On the rail, head to tail

Apart from a short spur to the Portsmouth Naval Shipyard, all of the railroad traffic to and from Maine and the rest of the United States runs through Dover. (I’m not sure how much, if any, goes through Canada.)

When we first moved into the house, our younger one started complaining about all the train noises in the night as sand and gravel moved to Boston’s Big Dig construction.

More recently, one my my regrets about the Covid shutdown has been that a number of Amtrak trips I’d hoped to take – to museums and the Boston Symphony’s Friday matinee concerts, especially – instead got scrubbed. And since the Amtrak station was in walking distance of our house, I loved joking about walking to Boston. Ha-ha.

On the other hand, it can be annoying when you get stuck at a railroad crossing downtown while a long freight train passes. I usually lose count somewhere around 120 cars.

Here’s one I managed to shoot from the Oak Street bridge as it waited for the all-clear to continue rolling. Rail traffic, I’ve heard, doesn’t go north-south but rather east-west. Well, Portland’s north of us and Boston’s south. Make of it what you will.

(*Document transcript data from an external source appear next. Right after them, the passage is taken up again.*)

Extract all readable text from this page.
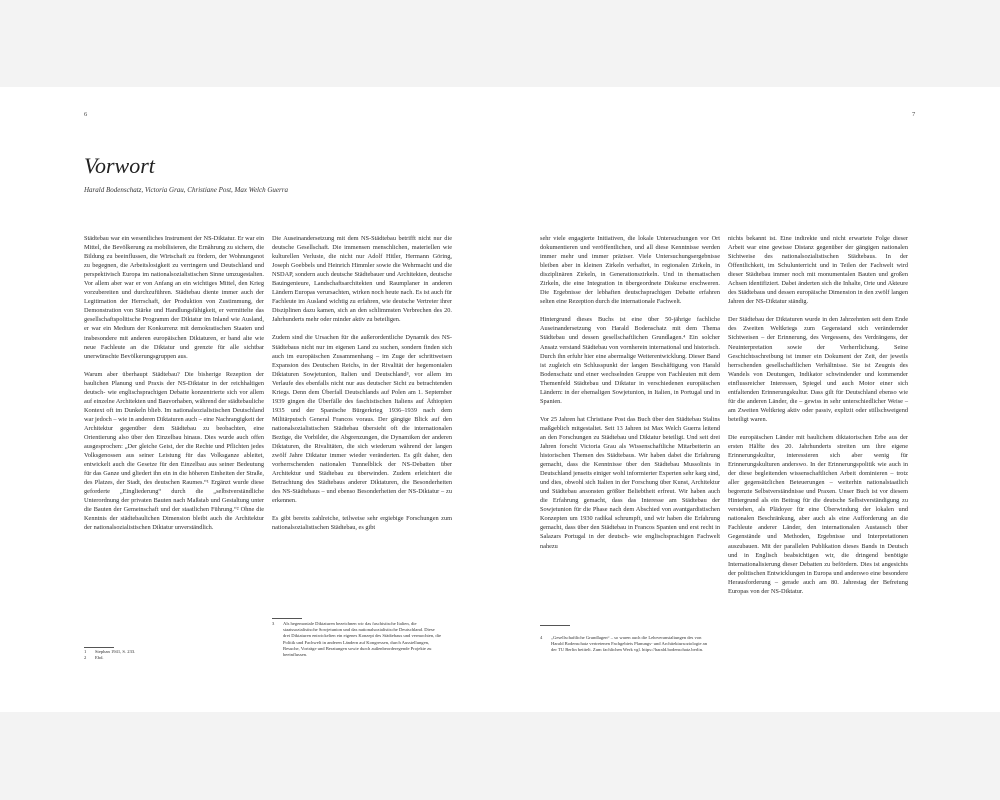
6	7
Vorwort
Harald Bodenschatz, Victoria Grau, Christiane Post, Max Welch Guerra

Städtebau war ein wesentliches Instrument der NS-Diktatur. Er war ein Mittel, die Bevölkerung zu mobilisieren, die Ernährung zu sichern, die Bildung zu beeinflussen, die Wirtschaft zu fördern, der Wohnungsnot zu begegnen, die Arbeitslosigkeit zu verringern und Deutschland und perspektivisch Europa im nationalsozialistischen Sinne umzugestalten. Vor allem aber war er von Anfang an ein wichtiges Mittel, den Krieg vorzubereiten und durchzuführen. Städtebau diente immer auch der Legitimation der Herrschaft, der Produktion von Zustimmung, der Demonstration von Stärke und Handlungsfähigkeit, er vermittelte das gesellschaftspolitische Programm der Diktatur im Inland wie Ausland, er war ein Medium der Konkurrenz mit demokratischen Staaten und insbesondere mit anderen europäischen Diktaturen, er band alte wie neue Fachleute an die Diktatur und grenzte für alle sichtbar unerwünschte Bevölkerungsgruppen aus.

Warum aber überhaupt Städtebau? Die bisherige Rezeption der baulichen Planung und Praxis der NS-Diktatur in der reichhaltigen deutsch- wie englischsprachigen Debatte konzentrierte sich vor allem auf einzelne Architekten und Bauvorhaben, während der städtebauliche Kontext oft im Dunkeln blieb. Im nationalsozialistischen Deutschland war jedoch – wie in anderen Diktaturen auch – eine Nachrangigkeit der Architektur gegenüber dem Städtebau zu beobachten, eine Orientierung also über den Einzelbau hinaus. Dies wurde auch offen ausgesprochen: „Der gleiche Geist, der die Rechte und Pflichten jedes Volksgenossen aus seiner Leistung für das Volksganze ableitet, entwickelt auch die Gesetze für den Einzelbau aus seiner Bedeutung für das Ganze und gliedert ihn ein in die höheren Einheiten der Straße, des Platzes, der Stadt, des deutschen Raumes.“¹ Ergänzt wurde diese geforderte „Eingliederung“ durch die „selbstverständliche Unterordnung der privaten Bauten nach Maßstab und Gestaltung unter die Bauten der Gemeinschaft und der staatlichen Führung.“² Ohne die Kenntnis der städtebaulichen Dimension bleibt auch die Architektur der nationalsozialistischen Diktatur unverständlich.

Die Auseinandersetzung mit dem NS-Städtebau betrifft nicht nur die deutsche Gesellschaft. Die immensen menschlichen, materiellen wie kulturellen Verluste, die nicht nur Adolf Hitler, Hermann Göring, Joseph Goebbels und Heinrich Himmler sowie die Wehrmacht und die NSDAP, sondern auch deutsche Städtebauer und Architekten, deutsche Bauingenieure, Landschaftsarchitekten und Raumplaner in anderen Ländern Europas verursachten, wirken noch heute nach. Es ist auch für Fachleute im Ausland wichtig zu erfahren, wie deutsche Vertreter ihrer Disziplinen dazu kamen, sich an den schlimmsten Verbrechen des 20. Jahrhunderts mehr oder minder aktiv zu beteiligen.

Zudem sind die Ursachen für die außerordentliche Dynamik des NS-Städtebaus nicht nur im eigenen Land zu suchen, sondern finden sich auch im europäischen Zusammenhang – im Zuge der schrittweisen Expansion des Deutschen Reichs, in der Rivalität der hegemonialen Diktaturen Sowjetunion, Italien und Deutschland³, vor allem im Verlaufe des ebenfalls nicht nur aus deutscher Sicht zu betrachtenden Kriegs. Denn dem Überfall Deutschlands auf Polen am 1. September 1939 gingen die Überfälle des faschistischen Italiens auf Äthiopien 1935 und der Spanische Bürgerkrieg 1936–1939 nach dem Militärputsch General Francos voraus. Der gängige Blick auf den nationalsozialistischen Städtebau übersieht oft die internationalen Bezüge, die Vorbilder, die Abgrenzungen, die Dynamiken der anderen Diktaturen, die Rivalitäten, die sich wiederum während der langen zwölf Jahre Diktatur immer wieder veränderten. Es gilt daher, den vorherrschenden nationalen Tunnelblick der NS-Debatten über Architektur und Städtebau zu überwinden. Zudem erleichtert die Betrachtung des Städtebaus anderer Diktaturen, die Besonderheiten des NS-Städtebaus – und ebenso Besonderheiten der NS-Diktatur – zu erkennen.

Es gibt bereits zahlreiche, teilweise sehr ergiebige Forschungen zum nationalsozialistischen Städtebau, es gibt

sehr viele engagierte Initiativen, die lokale Untersuchungen vor Ort dokumentieren und veröffentlichen, und all diese Kenntnisse werden immer mehr und immer präziser. Viele Untersuchungsergebnisse bleiben aber in kleinen Zirkeln verhaftet, in regionalen Zirkeln, in disziplinären Zirkeln, in Generationszirkeln. Und in thematischen Zirkeln, die eine Integration in übergeordnete Diskurse erschweren. Die Ergebnisse der lebhaften deutschsprachigen Debatte erfahren selten eine Rezeption durch die internationale Fachwelt.

Hintergrund dieses Buchs ist eine über 50-jährige fachliche Auseinandersetzung von Harald Bodenschatz mit dem Thema Städtebau und dessen gesellschaftlichen Grundlagen.⁴ Ein solcher Ansatz verstand Städtebau von vornherein international und historisch. Durch ihn erfuhr hier eine abermalige Weiterentwicklung. Dieser Band ist zugleich ein Schlusspunkt der langen Beschäftigung von Harald Bodenschatz und einer wechselnden Gruppe von Fachleuten mit dem Themenfeld Städtebau und Diktatur in verschiedenen europäischen Ländern: in der ehemaligen Sowjetunion, in Italien, in Portugal und in Spanien.

Vor 25 Jahren hat Christiane Post das Buch über den Städtebau Stalins maßgeblich mitgestaltet. Seit 13 Jahren ist Max Welch Guerra leitend an den Forschungen zu Städtebau und Diktatur beteiligt. Und seit drei Jahren forscht Victoria Grau als Wissenschaftliche Mitarbeiterin an historischen Themen des Städtebaus. Wir haben dabei die Erfahrung gemacht, dass die Kenntnisse über den Städtebau Mussolinis in Deutschland jenseits einiger wohl informierter Experten sehr karg sind, und dies, obwohl sich Italien in der Forschung über Kunst, Architektur und Städtebau ansonsten größter Beliebtheit erfreut. Wir haben auch die Erfahrung gemacht, dass das Interesse am Städtebau der Sowjetunion für die Phase nach dem Abschied von avantgardistischen Konzepten um 1930 radikal schrumpft, und wir haben die Erfahrung gemacht, dass über den Städtebau in Francos Spanien und erst recht in Salazars Portugal in der deutsch- wie englischsprachigen Fachwelt nahezu

nichts bekannt ist. Eine indirekte und nicht erwartete Folge dieser Arbeit war eine gewisse Distanz gegenüber der gängigen nationalen Sichtweise des nationalsozialistischen Städtebaus. In der Öffentlichkeit, im Schulunterricht und in Teilen der Fachwelt wird dieser Städtebau immer noch mit monumentalen Bauten und großen Achsen identifiziert. Dabei änderten sich die Inhalte, Orte und Akteure des Städtebaus und dessen europäische Dimension in den zwölf langen Jahren der NS-Diktatur ständig.

Der Städtebau der Diktaturen wurde in den Jahrzehnten seit dem Ende des Zweiten Weltkriegs zum Gegenstand sich verändernder Sichtweisen – der Erinnerung, des Vergessens, des Verdrängens, der Neuinterpretation sowie der Verherrlichung. Seine Geschichtsschreibung ist immer ein Dokument der Zeit, der jeweils herrschenden gesellschaftlichen Verhältnisse. Sie ist Zeugnis des Wandels von Deutungen, Indikator schwindender und kommender einflussreicher Interessen, Spiegel und auch Motor einer sich entfaltenden Erinnerungskultur. Dass gilt für Deutschland ebenso wie für die anderen Länder, die – gewiss in sehr unterschiedlicher Weise – am Zweiten Weltkrieg aktiv oder passiv, explizit oder stillschweigend beteiligt waren.

Die europäischen Länder mit baulichem diktatorischen Erbe aus der ersten Hälfte des 20. Jahrhunderts streiten um ihre eigene Erinnerungskultur, interessieren sich aber wenig für Erinnerungskulturen anderswo. In der Erinnerungspolitik wie auch in der diese begleitenden wissenschaftlichen Arbeit dominieren – trotz aller gegensätzlichen Beteuerungen – weiterhin nationalstaatlich begrenzte Selbstverständnisse und Praxen. Unser Buch ist vor diesem Hintergrund als ein Beitrag für die deutsche Selbstverständigung zu verstehen, als Plädoyer für eine Überwindung der lokalen und nationalen Beschränkung, aber auch als eine Aufforderung an die Fachleute anderer Länder, den internationalen Austausch über Gegenstände und Methoden, Ergebnisse und Interpretationen auszubauen. Mit der parallelen Publikation dieses Bands in Deutsch und in Englisch beabsichtigen wir, die dringend benötigte Internationalisierung dieser Debatten zu befördern. Dies ist angesichts der politischen Entwicklungen in Europa und anderswo eine besondere Herausforderung – gerade auch am 80. Jahrestag der Befreiung Europas von der NS-Diktatur.

1	Stephan 1941, S. 233.
2	Ebd.
3	Als hegemoniale Diktaturen bezeichnen wir das faschistische Italien, die staatssozialistische Sowjetunion und das nationalsozialistische Deutschland. Diese drei Diktaturen entwickelten ein eigenes Konzept des Städtebaus und vermochten, die Politik und Fachwelt in anderen Ländern auf Kongressen, durch Ausstellungen, Besuche, Vorträge und Beratungen sowie durch außenbeorderegende Projekte zu beeinflussen.
4	„Gesellschaftliche Grundlagen“ – so waren auch die Lehrveranstaltungen des von Harald Bodenschatz vertretenen Fachgebiets Planungs- und Architektursoziologie an der TU Berlin betitelt. Zum fachlichen Werk vgl. https://harald.bodenschatz.berlin.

Can’t see the engines up front, can you?

And can’t see the tail, either. Here we are, somewhere in the middle.

One way to summarize Ipswich, on the North Shore

Northeast of Boston, before you get to New Hampshire, is the Colonial town of Ipswich. Though it’s one of many, it still has a distinct flavor. Consider this, from the street signs:

Labor in Vain takes off from Turkey Shore Road.

How much more Puritan can you get? I just picture the blunderbuss in hand as someone in a big black hat and buckle goes out looking to bag a bird for dinner.

Or, the memories, back when we could travel …

I’d love to take a train ride but …

My wife mentioned that she’s seeing a lot of deals from Amtrak, and that had me thinking how overdue I am for a trip on the Downeaster to Boston or the other way up to Portland, Maine, or beyond. As a senior, I even get to ride at half-price.

Of course, Covid-19 came into the picture, and I started flashing through the factors.

If the train’s not crowded, I’d have plenty of social distance. I could also carry hand sanitizer and even wear my colorful homemade mask to reduce risk of exposure.

I’ve been wanting to go to a Boston Symphony concert, finally see their new music director in action, but then I paused, realizing all of those concerts have been cancelled.

My considerations moved on to a visit at Harvard’s famed Fogg art museum, which had reopened after extensive renovations. Well, reopened is the wrong word. For the time being, it’s closed again. Hope the renovations hold.

Ditto, too, for a fine meal, maybe even in the North End’s Little Italy a few blocks from North Station. Forget that during the coronavirus shutdowns.

So it looks like that getaway is off, maybe till autumn? Or sometime next year?

This is getting boring. Or something like that.